Un cas pratique illustre très bien à quel point les limites du système sont floues. Un grand nombre de caméras de surveillance privées ont été piratées parce que leur propriétaire n'avait pas modifié le mot de passe «1234» paramétré par défaut par le fabricant. Ces caméras détournées ont permis d'organiser une attaque orchestrée sur un autre serveur.
D'où le constat suivant: si l’on veut participer à un monde 4.0 connecté, et profiter des nombreuses opportunités qu’il offre, il faut aussi engager une réflexion systémique sur les concepts de sécurité. Il va donc falloir miser sur des solutions techniques d’avenir et espérer que chaque individu participant à ce monde en réseau adoptera la bonne attitude.

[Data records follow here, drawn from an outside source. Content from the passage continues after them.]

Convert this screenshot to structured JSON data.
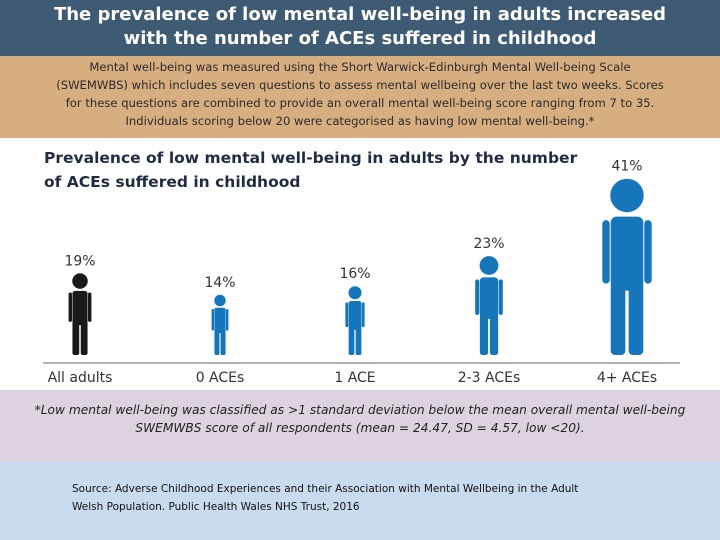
{
  "header": {
    "title_line1": "The prevalence of low mental well-being in adults increased",
    "title_line2": "with the number of ACEs suffered in childhood"
  },
  "description": {
    "lines": [
      "Mental well-being was measured using the Short Warwick-Edinburgh Mental Well-being Scale",
      "(SWEMWBS) which includes seven questions to assess mental wellbeing over the last two weeks. Scores",
      "for these questions are combined to provide an overall mental well-being score ranging from 7 to 35.",
      "Individuals scoring below 20 were categorised as having low mental well-being.*"
    ]
  },
  "chart_data": {
    "type": "bar",
    "title_line1": "Prevalence of low mental well-being in adults by the number",
    "title_line2": "of ACEs suffered in childhood",
    "categories": [
      "All adults",
      "0 ACEs",
      "1 ACE",
      "2-3 ACEs",
      "4+ ACEs"
    ],
    "values": [
      19,
      14,
      16,
      23,
      41
    ],
    "value_labels": [
      "19%",
      "14%",
      "16%",
      "23%",
      "41%"
    ],
    "unit": "%",
    "mark": "person-icon",
    "colors": [
      "#1a1a1a",
      "#1576bb",
      "#1576bb",
      "#1576bb",
      "#1576bb"
    ],
    "grid": false,
    "axis_line_color": "#9a9a9a"
  },
  "note": {
    "lines": [
      "*Low mental well-being was classified as >1 standard deviation below the mean overall mental well-being",
      "SWEMWBS score of all respondents (mean = 24.47, SD = 4.57, low <20)."
    ]
  },
  "source": {
    "lines": [
      "Source: Adverse Childhood Experiences and their Association with Mental Wellbeing in the Adult",
      "Welsh Population. Public Health Wales NHS Trust, 2016"
    ]
  },
  "colors": {
    "header_bg": "#3f5a73",
    "description_bg": "#d6ae80",
    "note_bg": "#dcd3df",
    "footer_bg": "#c9dbef",
    "accent_blue": "#1576bb"
  }
}
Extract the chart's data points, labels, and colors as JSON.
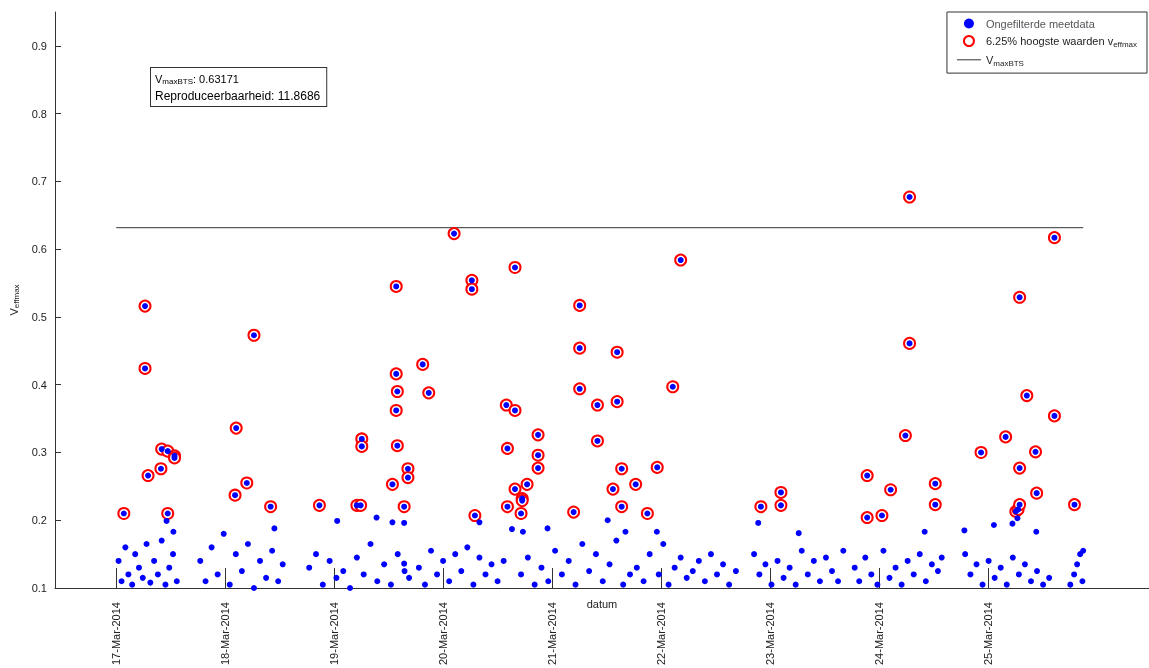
{
  "chart_data": {
    "type": "scatter",
    "xlabel": "datum",
    "ylabel": "V$_{effmax}$",
    "xlim": [
      "2014-03-16T10:30",
      "2014-03-26T11:30"
    ],
    "xticks": [
      {
        "value": "2014-03-17",
        "label": "17-Mar-2014"
      },
      {
        "value": "2014-03-18",
        "label": "18-Mar-2014"
      },
      {
        "value": "2014-03-19",
        "label": "19-Mar-2014"
      },
      {
        "value": "2014-03-20",
        "label": "20-Mar-2014"
      },
      {
        "value": "2014-03-21",
        "label": "21-Mar-2014"
      },
      {
        "value": "2014-03-22",
        "label": "22-Mar-2014"
      },
      {
        "value": "2014-03-23",
        "label": "23-Mar-2014"
      },
      {
        "value": "2014-03-24",
        "label": "24-Mar-2014"
      },
      {
        "value": "2014-03-25",
        "label": "25-Mar-2014"
      }
    ],
    "ylim": [
      0.1,
      0.95
    ],
    "yticks": [
      0.1,
      0.2,
      0.3,
      0.4,
      0.5,
      0.6,
      0.7,
      0.8,
      0.9
    ],
    "grid": false,
    "legend": "top right",
    "annotations": [
      "V$_{maxBTS}$: 0.63171",
      "Reproduceerbaarheid: 11.8686"
    ],
    "series": [
      {
        "name": "Ongefilterde meetdata",
        "marker": "circle",
        "color": "#0000ff",
        "x": [
          "2014-03-17T00:30",
          "2014-03-17T01:10",
          "2014-03-17T02:00",
          "2014-03-17T02:40",
          "2014-03-17T03:30",
          "2014-03-17T04:10",
          "2014-03-17T05:00",
          "2014-03-17T05:50",
          "2014-03-17T06:40",
          "2014-03-17T07:30",
          "2014-03-17T08:20",
          "2014-03-17T09:10",
          "2014-03-17T10:00",
          "2014-03-17T10:50",
          "2014-03-17T11:40",
          "2014-03-17T12:30",
          "2014-03-17T13:20",
          "2014-03-17T18:30",
          "2014-03-17T19:40",
          "2014-03-17T21:00",
          "2014-03-17T22:20",
          "2014-03-17T23:40",
          "2014-03-18T01:00",
          "2014-03-18T02:20",
          "2014-03-18T03:40",
          "2014-03-18T05:00",
          "2014-03-18T06:20",
          "2014-03-18T07:40",
          "2014-03-18T09:00",
          "2014-03-18T10:20",
          "2014-03-18T11:40",
          "2014-03-18T12:40",
          "2014-03-18T18:30",
          "2014-03-18T20:00",
          "2014-03-18T21:30",
          "2014-03-18T23:00",
          "2014-03-19T00:30",
          "2014-03-19T02:00",
          "2014-03-19T03:30",
          "2014-03-19T05:00",
          "2014-03-19T06:30",
          "2014-03-19T08:00",
          "2014-03-19T09:30",
          "2014-03-19T11:00",
          "2014-03-19T12:30",
          "2014-03-19T14:00",
          "2014-03-19T15:30",
          "2014-03-19T16:30",
          "2014-03-19T18:40",
          "2014-03-19T20:00",
          "2014-03-19T21:20",
          "2014-03-19T22:40",
          "2014-03-20T00:00",
          "2014-03-20T01:20",
          "2014-03-20T02:40",
          "2014-03-20T04:00",
          "2014-03-20T05:20",
          "2014-03-20T06:40",
          "2014-03-20T08:00",
          "2014-03-20T09:20",
          "2014-03-20T10:40",
          "2014-03-20T12:00",
          "2014-03-20T13:20",
          "2014-03-20T17:10",
          "2014-03-20T18:40",
          "2014-03-20T20:10",
          "2014-03-20T21:40",
          "2014-03-20T23:10",
          "2014-03-21T00:40",
          "2014-03-21T02:10",
          "2014-03-21T03:40",
          "2014-03-21T05:10",
          "2014-03-21T06:40",
          "2014-03-21T08:10",
          "2014-03-21T09:40",
          "2014-03-21T11:10",
          "2014-03-21T12:40",
          "2014-03-21T14:10",
          "2014-03-21T15:40",
          "2014-03-21T17:10",
          "2014-03-21T18:40",
          "2014-03-21T20:10",
          "2014-03-21T21:30",
          "2014-03-21T23:30",
          "2014-03-22T00:30",
          "2014-03-22T01:40",
          "2014-03-22T03:00",
          "2014-03-22T04:20",
          "2014-03-22T05:40",
          "2014-03-22T07:00",
          "2014-03-22T08:20",
          "2014-03-22T09:40",
          "2014-03-22T11:00",
          "2014-03-22T12:20",
          "2014-03-22T13:40",
          "2014-03-22T15:00",
          "2014-03-22T16:30",
          "2014-03-22T20:30",
          "2014-03-22T21:40",
          "2014-03-22T23:00",
          "2014-03-23T00:20",
          "2014-03-23T01:40",
          "2014-03-23T03:00",
          "2014-03-23T04:20",
          "2014-03-23T05:40",
          "2014-03-23T07:00",
          "2014-03-23T08:20",
          "2014-03-23T09:40",
          "2014-03-23T11:00",
          "2014-03-23T12:20",
          "2014-03-23T13:40",
          "2014-03-23T15:00",
          "2014-03-23T16:10",
          "2014-03-23T18:40",
          "2014-03-23T19:40",
          "2014-03-23T21:00",
          "2014-03-23T22:20",
          "2014-03-23T23:40",
          "2014-03-24T01:00",
          "2014-03-24T02:20",
          "2014-03-24T03:40",
          "2014-03-24T05:00",
          "2014-03-24T06:20",
          "2014-03-24T07:40",
          "2014-03-24T09:00",
          "2014-03-24T10:20",
          "2014-03-24T11:40",
          "2014-03-24T13:00",
          "2014-03-24T13:50",
          "2014-03-24T19:00",
          "2014-03-24T20:10",
          "2014-03-24T21:30",
          "2014-03-24T22:50",
          "2014-03-25T00:10",
          "2014-03-25T01:30",
          "2014-03-25T02:50",
          "2014-03-25T04:10",
          "2014-03-25T05:30",
          "2014-03-25T06:50",
          "2014-03-25T08:10",
          "2014-03-25T09:30",
          "2014-03-25T10:50",
          "2014-03-25T12:10",
          "2014-03-25T13:30",
          "2014-03-25T18:10",
          "2014-03-25T19:00",
          "2014-03-25T19:40",
          "2014-03-25T20:20",
          "2014-03-25T21:00",
          "2014-03-25T20:50",
          "2014-03-17T11:05",
          "2014-03-17T12:35",
          "2014-03-18T10:50",
          "2014-03-19T00:40",
          "2014-03-19T09:20",
          "2014-03-19T12:50",
          "2014-03-19T15:25",
          "2014-03-19T15:25",
          "2014-03-20T08:00",
          "2014-03-20T15:10",
          "2014-03-20T17:35",
          "2014-03-20T23:00",
          "2014-03-21T12:15",
          "2014-03-21T16:10",
          "2014-03-21T23:05",
          "2014-03-22T21:25",
          "2014-03-23T06:20",
          "2014-03-24T10:05",
          "2014-03-24T18:50",
          "2014-03-25T01:20",
          "2014-03-25T05:25",
          "2014-03-25T06:30",
          "2014-03-25T10:40",
          "2014-03-17T01:40",
          "2014-03-17T06:20",
          "2014-03-17T06:20",
          "2014-03-17T07:00",
          "2014-03-17T10:00",
          "2014-03-17T09:50",
          "2014-03-17T11:20",
          "2014-03-17T12:50",
          "2014-03-17T12:50",
          "2014-03-17T11:20",
          "2014-03-18T02:10",
          "2014-03-18T02:25",
          "2014-03-18T04:45",
          "2014-03-18T06:20",
          "2014-03-18T10:00",
          "2014-03-18T20:45",
          "2014-03-19T05:00",
          "2014-03-19T05:50",
          "2014-03-19T06:05",
          "2014-03-19T06:05",
          "2014-03-19T12:50",
          "2014-03-19T13:40",
          "2014-03-19T13:40",
          "2014-03-19T13:55",
          "2014-03-19T13:40",
          "2014-03-19T13:55",
          "2014-03-19T15:25",
          "2014-03-19T16:15",
          "2014-03-19T16:15",
          "2014-03-19T19:30",
          "2014-03-19T20:50",
          "2014-03-20T02:25",
          "2014-03-20T06:20",
          "2014-03-20T06:20",
          "2014-03-20T07:00",
          "2014-03-20T13:55",
          "2014-03-20T14:10",
          "2014-03-20T14:10",
          "2014-03-20T15:50",
          "2014-03-20T15:50",
          "2014-03-20T15:50",
          "2014-03-20T17:25",
          "2014-03-20T17:25",
          "2014-03-20T17:10",
          "2014-03-20T18:30",
          "2014-03-20T20:55",
          "2014-03-20T20:55",
          "2014-03-20T20:55",
          "2014-03-21T04:45",
          "2014-03-21T06:05",
          "2014-03-21T06:05",
          "2014-03-21T06:05",
          "2014-03-21T10:00",
          "2014-03-21T10:00",
          "2014-03-21T13:25",
          "2014-03-21T14:20",
          "2014-03-21T14:20",
          "2014-03-21T15:20",
          "2014-03-21T15:20",
          "2014-03-21T18:25",
          "2014-03-21T21:00",
          "2014-03-21T23:10",
          "2014-03-22T02:35",
          "2014-03-22T04:20",
          "2014-03-22T22:00",
          "2014-03-23T02:25",
          "2014-03-23T02:25",
          "2014-03-23T21:25",
          "2014-03-23T21:25",
          "2014-03-24T00:40",
          "2014-03-24T02:35",
          "2014-03-24T05:50",
          "2014-03-24T06:45",
          "2014-03-24T06:45",
          "2014-03-24T12:25",
          "2014-03-24T12:25",
          "2014-03-24T22:30",
          "2014-03-25T03:55",
          "2014-03-25T06:10",
          "2014-03-25T06:40",
          "2014-03-25T07:00",
          "2014-03-25T07:00",
          "2014-03-25T07:00",
          "2014-03-25T08:35",
          "2014-03-25T10:30",
          "2014-03-25T10:45",
          "2014-03-25T14:40",
          "2014-03-25T14:40",
          "2014-03-25T19:05"
        ],
        "values": [
          0.14,
          0.11,
          0.16,
          0.12,
          0.105,
          0.15,
          0.13,
          0.115,
          0.165,
          0.108,
          0.14,
          0.12,
          0.17,
          0.105,
          0.13,
          0.15,
          0.11,
          0.14,
          0.11,
          0.16,
          0.12,
          0.18,
          0.105,
          0.15,
          0.125,
          0.165,
          0.1,
          0.14,
          0.115,
          0.155,
          0.11,
          0.135,
          0.13,
          0.15,
          0.105,
          0.14,
          0.115,
          0.125,
          0.1,
          0.145,
          0.12,
          0.165,
          0.11,
          0.135,
          0.105,
          0.15,
          0.125,
          0.115,
          0.13,
          0.105,
          0.155,
          0.12,
          0.14,
          0.11,
          0.15,
          0.125,
          0.16,
          0.105,
          0.145,
          0.12,
          0.135,
          0.11,
          0.14,
          0.12,
          0.145,
          0.105,
          0.13,
          0.11,
          0.155,
          0.12,
          0.14,
          0.105,
          0.165,
          0.125,
          0.15,
          0.11,
          0.135,
          0.17,
          0.105,
          0.12,
          0.13,
          0.11,
          0.15,
          0.12,
          0.165,
          0.105,
          0.13,
          0.145,
          0.115,
          0.125,
          0.14,
          0.11,
          0.15,
          0.12,
          0.135,
          0.105,
          0.125,
          0.15,
          0.12,
          0.135,
          0.105,
          0.14,
          0.115,
          0.13,
          0.105,
          0.155,
          0.12,
          0.14,
          0.11,
          0.145,
          0.125,
          0.11,
          0.155,
          0.13,
          0.11,
          0.145,
          0.12,
          0.105,
          0.155,
          0.115,
          0.13,
          0.105,
          0.14,
          0.12,
          0.15,
          0.11,
          0.135,
          0.125,
          0.145,
          0.15,
          0.12,
          0.135,
          0.105,
          0.14,
          0.115,
          0.13,
          0.105,
          0.145,
          0.12,
          0.135,
          0.11,
          0.125,
          0.105,
          0.115,
          0.105,
          0.12,
          0.135,
          0.15,
          0.155,
          0.11,
          0.199,
          0.183,
          0.188,
          0.199,
          0.204,
          0.197,
          0.196,
          0.136,
          0.197,
          0.187,
          0.183,
          0.188,
          0.2,
          0.183,
          0.183,
          0.196,
          0.181,
          0.183,
          0.185,
          0.193,
          0.195,
          0.203,
          0.183,
          0.21,
          0.516,
          0.424,
          0.266,
          0.305,
          0.276,
          0.302,
          0.295,
          0.292,
          0.21,
          0.237,
          0.336,
          0.255,
          0.473,
          0.22,
          0.222,
          0.222,
          0.222,
          0.32,
          0.309,
          0.253,
          0.545,
          0.416,
          0.39,
          0.362,
          0.31,
          0.22,
          0.276,
          0.263,
          0.43,
          0.388,
          0.623,
          0.554,
          0.541,
          0.207,
          0.37,
          0.306,
          0.22,
          0.573,
          0.362,
          0.246,
          0.232,
          0.229,
          0.21,
          0.253,
          0.326,
          0.296,
          0.277,
          0.212,
          0.517,
          0.454,
          0.394,
          0.37,
          0.317,
          0.246,
          0.448,
          0.375,
          0.276,
          0.22,
          0.253,
          0.21,
          0.278,
          0.397,
          0.584,
          0.22,
          0.241,
          0.222,
          0.266,
          0.204,
          0.207,
          0.245,
          0.325,
          0.461,
          0.677,
          0.254,
          0.223,
          0.3,
          0.323,
          0.213,
          0.216,
          0.223,
          0.277,
          0.529,
          0.384,
          0.301,
          0.24,
          0.617,
          0.354,
          0.223
        ]
      },
      {
        "name": "6.25% hoogste waarden v$_{effmax}$",
        "marker": "circle",
        "color": "#ff0000",
        "x": [
          "2014-03-17T01:40",
          "2014-03-17T06:20",
          "2014-03-17T06:20",
          "2014-03-17T07:00",
          "2014-03-17T10:00",
          "2014-03-17T09:50",
          "2014-03-17T11:20",
          "2014-03-17T12:50",
          "2014-03-17T12:50",
          "2014-03-17T11:20",
          "2014-03-18T02:10",
          "2014-03-18T02:25",
          "2014-03-18T04:45",
          "2014-03-18T06:20",
          "2014-03-18T10:00",
          "2014-03-18T20:45",
          "2014-03-19T05:00",
          "2014-03-19T05:50",
          "2014-03-19T06:05",
          "2014-03-19T06:05",
          "2014-03-19T12:50",
          "2014-03-19T13:40",
          "2014-03-19T13:40",
          "2014-03-19T13:55",
          "2014-03-19T13:40",
          "2014-03-19T13:55",
          "2014-03-19T15:25",
          "2014-03-19T16:15",
          "2014-03-19T16:15",
          "2014-03-19T19:30",
          "2014-03-19T20:50",
          "2014-03-20T02:25",
          "2014-03-20T06:20",
          "2014-03-20T06:20",
          "2014-03-20T07:00",
          "2014-03-20T13:55",
          "2014-03-20T14:10",
          "2014-03-20T14:10",
          "2014-03-20T15:50",
          "2014-03-20T15:50",
          "2014-03-20T15:50",
          "2014-03-20T17:25",
          "2014-03-20T17:25",
          "2014-03-20T17:10",
          "2014-03-20T18:30",
          "2014-03-20T20:55",
          "2014-03-20T20:55",
          "2014-03-20T20:55",
          "2014-03-21T04:45",
          "2014-03-21T06:05",
          "2014-03-21T06:05",
          "2014-03-21T06:05",
          "2014-03-21T10:00",
          "2014-03-21T10:00",
          "2014-03-21T13:25",
          "2014-03-21T14:20",
          "2014-03-21T14:20",
          "2014-03-21T15:20",
          "2014-03-21T15:20",
          "2014-03-21T18:25",
          "2014-03-21T21:00",
          "2014-03-21T23:10",
          "2014-03-22T02:35",
          "2014-03-22T04:20",
          "2014-03-22T22:00",
          "2014-03-23T02:25",
          "2014-03-23T02:25",
          "2014-03-23T21:25",
          "2014-03-23T21:25",
          "2014-03-24T00:40",
          "2014-03-24T02:35",
          "2014-03-24T05:50",
          "2014-03-24T06:45",
          "2014-03-24T06:45",
          "2014-03-24T12:25",
          "2014-03-24T12:25",
          "2014-03-24T22:30",
          "2014-03-25T03:55",
          "2014-03-25T06:10",
          "2014-03-25T06:40",
          "2014-03-25T07:00",
          "2014-03-25T07:00",
          "2014-03-25T07:00",
          "2014-03-25T08:35",
          "2014-03-25T10:30",
          "2014-03-25T10:45",
          "2014-03-25T14:40",
          "2014-03-25T14:40",
          "2014-03-25T19:05"
        ],
        "values": [
          0.21,
          0.516,
          0.424,
          0.266,
          0.305,
          0.276,
          0.302,
          0.295,
          0.292,
          0.21,
          0.237,
          0.336,
          0.255,
          0.473,
          0.22,
          0.222,
          0.222,
          0.222,
          0.32,
          0.309,
          0.253,
          0.545,
          0.416,
          0.39,
          0.362,
          0.31,
          0.22,
          0.276,
          0.263,
          0.43,
          0.388,
          0.623,
          0.554,
          0.541,
          0.207,
          0.37,
          0.306,
          0.22,
          0.573,
          0.362,
          0.246,
          0.232,
          0.229,
          0.21,
          0.253,
          0.326,
          0.296,
          0.277,
          0.212,
          0.517,
          0.454,
          0.394,
          0.37,
          0.317,
          0.246,
          0.448,
          0.375,
          0.276,
          0.22,
          0.253,
          0.21,
          0.278,
          0.397,
          0.584,
          0.22,
          0.241,
          0.222,
          0.266,
          0.204,
          0.207,
          0.245,
          0.325,
          0.461,
          0.677,
          0.254,
          0.223,
          0.3,
          0.323,
          0.213,
          0.216,
          0.223,
          0.277,
          0.529,
          0.384,
          0.301,
          0.24,
          0.617,
          0.354,
          0.223
        ]
      },
      {
        "name": "V$_{maxBTS}$",
        "type": "line",
        "marker": "none",
        "line_style": "solid",
        "color": "#333333",
        "x": [
          "2014-03-17T00:00",
          "2014-03-25T21:00"
        ],
        "values": [
          0.63171,
          0.63171
        ]
      }
    ]
  }
}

Même si je me fiche de savoir si ma caméra personnelle est piratée, je dois tenir compte du fait qu'elle peut aussi être utilisée pour nuire à des tiers.
Cela dépend de ce que l’on cherche à optimiser. S’agit-il d'atteindre un niveau de sécurité maximal? Dans ce cas, une solution basée sur des logiciels et du matériel informatique est certainement plus sûre. En revanche, s’il s’agit de protéger à moindre coût des petits éléments de l’écosystème en réseau, une solution logicielle peut tout à fait suffire. L’exemple des caméras piratées démontre que des actions simples, par exemple le remplacement du mot de passe «1234» par un autre mot de passe, peuvent avoir une grande incidence. Pour surmonter ces petits obstacles, des technologies un peu plus anciennes peuvent s’avérer tout à fait suffisantes.
Les IAs vont améliorer les concepts de sécurité. Mais elles vont devenir aussi de meilleurs pirates informatiques. Attaquants et défenseurs vont apprendre les uns des autres et devenir plus intelligents. D'où une véritable course aux armements entre les applications offensives et défensives des IAs. Et la question suivante: l'une des parties dispose-t-elle d'un avantage systémique? Il est tout à fait plausible que l’attaquant soit avantagé, car il a juste besoin de trouver un angle d'attaque et d'y concentrer ses efforts. Le défenseur doit quand à lui surveiller tous les points de vulnérabilité potentiels.